The Gospel Of Mark: For Kids
The Gospel of Mark is like a fast-paced action movie about Jesus, the powerful Son of God who shows up to rescue people by serving them and ultimately dying for them.
Mark starts with John the Baptist yelling in the desert, “Get ready! Someone amazing is coming!” Then Jesus arrives, gets baptized, the sky opens, God says “This is my beloved Son,” and right away Jesus heads into the wilderness to face temptation. After that, he explodes onto the scene in Galilee—teaching with total authority, healing sick people instantly, casting out demons left and right, calming storms with a word, feeding thousands with almost nothing, and walking on water. He calls ordinary fishermen to follow him and become “fishers of men.” Everywhere he goes, crowds chase him because no one has ever seen power like this.
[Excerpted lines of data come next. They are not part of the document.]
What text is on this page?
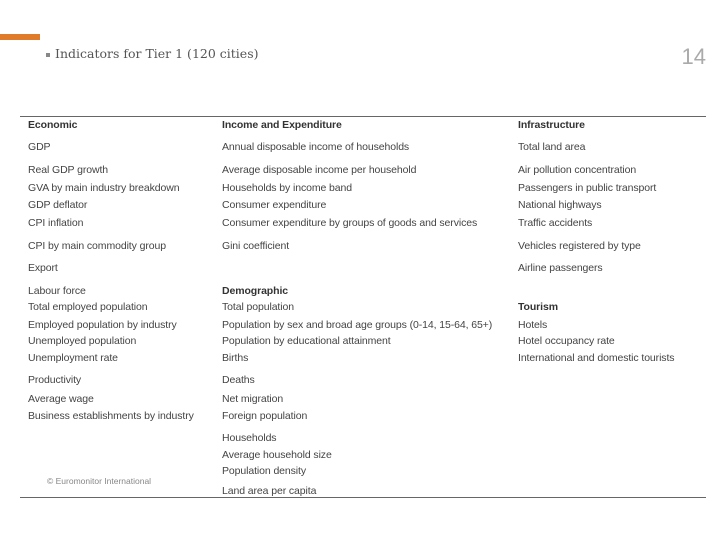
Indicators for Tier 1 (120 cities)	14
Economic
GDP
Real GDP growth
GVA by main industry breakdown
GDP deflator
CPI inflation
CPI by main commodity group
Export
Labour force
Total employed population
Employed population by industry
Unemployed population
Unemployment rate
Productivity
Average wage
Business establishments by industry
Income and Expenditure
Annual disposable income of households
Average disposable income per household
Households by income band
Consumer expenditure
Consumer expenditure by groups of goods and services
Gini coefficient
Demographic
Total population
Population by sex and broad age groups (0-14, 15-64, 65+)
Population by educational attainment
Births
Deaths
Net migration
Foreign population
Households
Average household size
Population density
Land area per capita
Infrastructure
Total land area
Air pollution concentration
Passengers in public transport
National highways
Traffic accidents
Vehicles registered by type
Airline passengers
Tourism
Hotels
Hotel occupancy rate
International and domestic tourists
© Euromonitor International
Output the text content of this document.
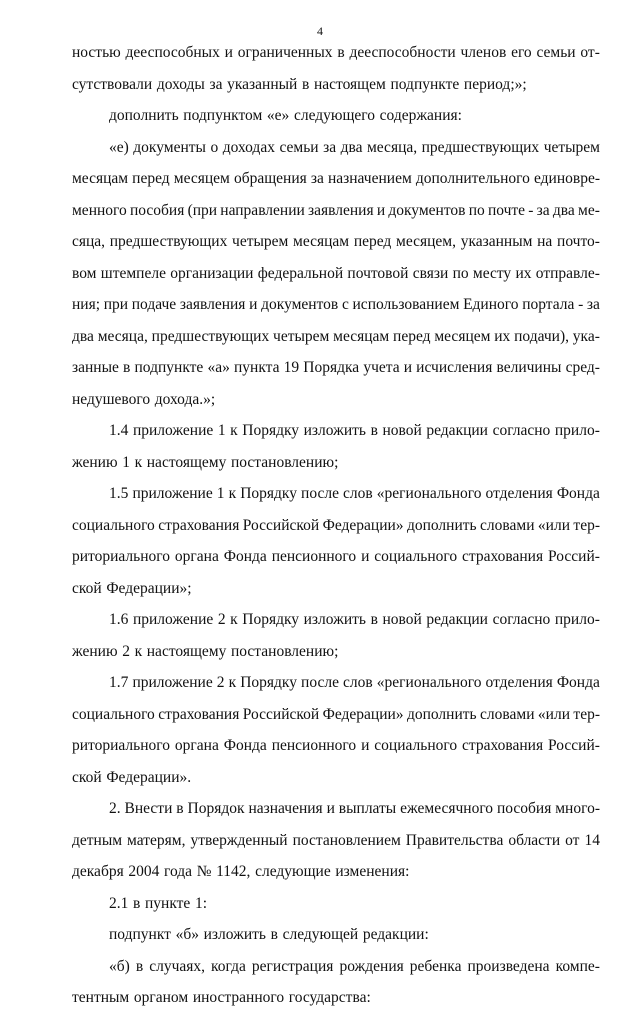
4
ностью дееспособных и ограниченных в дееспособности членов его семьи от-
сутствовали доходы за указанный в настоящем подпункте период;»;
дополнить подпунктом «е» следующего содержания:
«е) документы о доходах семьи за два месяца, предшествующих четырем
месяцам перед месяцем обращения за назначением дополнительного единовре-
менного пособия (при направлении заявления и документов по почте - за два ме-
сяца, предшествующих четырем месяцам перед месяцем, указанным на почто-
вом штемпеле организации федеральной почтовой связи по месту их отправле-
ния; при подаче заявления и документов с использованием Единого портала - за
два месяца, предшествующих четырем месяцам перед месяцем их подачи), ука-
занные в подпункте «а» пункта 19 Порядка учета и исчисления величины сред-
недушевого дохода.»;
1.4 приложение 1 к Порядку изложить в новой редакции согласно прило-
жению 1 к настоящему постановлению;
1.5 приложение 1 к Порядку после слов «регионального отделения Фонда
социального страхования Российской Федерации» дополнить словами «или тер-
риториального органа Фонда пенсионного и социального страхования Россий-
ской Федерации»;
1.6 приложение 2 к Порядку изложить в новой редакции согласно прило-
жению 2 к настоящему постановлению;
1.7 приложение 2 к Порядку после слов «регионального отделения Фонда
социального страхования Российской Федерации» дополнить словами «или тер-
риториального органа Фонда пенсионного и социального страхования Россий-
ской Федерации».
2. Внести в Порядок назначения и выплаты ежемесячного пособия много-
детным матерям, утвержденный постановлением Правительства области от 14
декабря 2004 года № 1142, следующие изменения:
2.1 в пункте 1:
подпункт «б» изложить в следующей редакции:
«б) в случаях, когда регистрация рождения ребенка произведена компе-
тентным органом иностранного государства:
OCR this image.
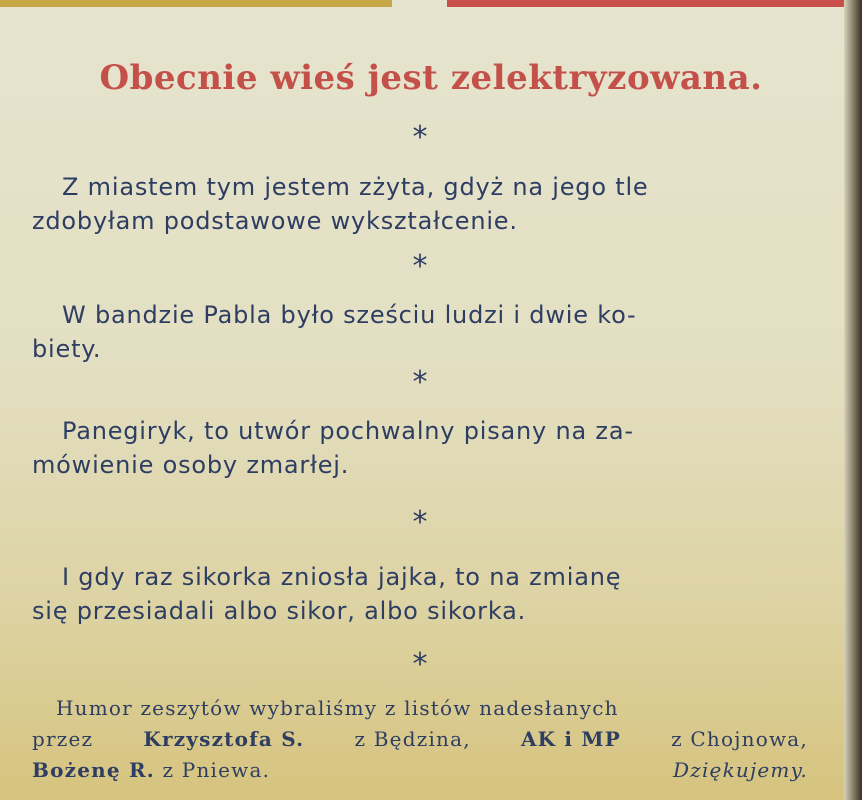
Obecnie wieś jest zelektryzowana.
*

Z miastem tym jestem zżyta, gdyż na jego tle
zdobyłam podstawowe wykształcenie.

*

W bandzie Pabla było sześciu ludzi i dwie ko-
biety.

*

Panegiryk, to utwór pochwalny pisany na za-
mówienie osoby zmarłej.

*

I gdy raz sikorka zniosła jajka, to na zmianę
się przesiadali albo sikor, albo sikorka.

*
Humor zeszytów wybraliśmy z listów nadesłanych
przez	Krzysztofa S.	z Będzina,	AK i MP	z Chojnowa,
Bożenę R. z Pniewa.	Dziękujemy.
But the more miracles he does, the more confused people get—including his own disciples. They keep asking, “Who is this guy?” Demons know he’s the Son of God, God himself says it, but humans struggle to understand. Jesus keeps telling his followers privately that he’s going to Jerusalem, where he will be rejected, suffer terribly, be killed, and rise again—three times he predicts it—but they don’t really get it and even argue about who will be the greatest.
Finally, he rides into Jerusalem on a donkey (like a humble king), flips tables in the temple because people turned God’s house into a marketplace, teaches hard lessons about faith and forgiveness, and warns about tough times coming. At the last supper he shares bread and wine, saying “This is my body…my blood…given for many.” That night he prays in agony in a garden, gets betrayed by Judas with a kiss, is arrested, abandoned by his friends, put on trial with fake witnesses, and sent to Roman governor Pilate. The crowd chooses to free a criminal instead of him. Soldiers mock him with a crown of thorns, whip him, and crucify him between two thieves. From noon to 3 p.m. the land goes dark, Jesus cries out “My God, why have you forsaken me?” and then dies. At that exact moment the huge curtain in the temple rips from top to bottom (God himself opening the way), and even the Roman soldier says, “Truly this man was the Son of God.”
Three days later, women find the tomb empty. An angel tells them “He is risen! Tell the disciples he’ll meet them in Galilee.”
Mark’s whole point is that Jesus is God’s promised King and Servant who defeats evil, forgives sins, and starts God’s kingdom—not by fighting armies, but by dying on a cross and rising again. Following him means trusting him completely, serving others humbly, and being ready for hard times, because real power and rescue come through his sacrifice.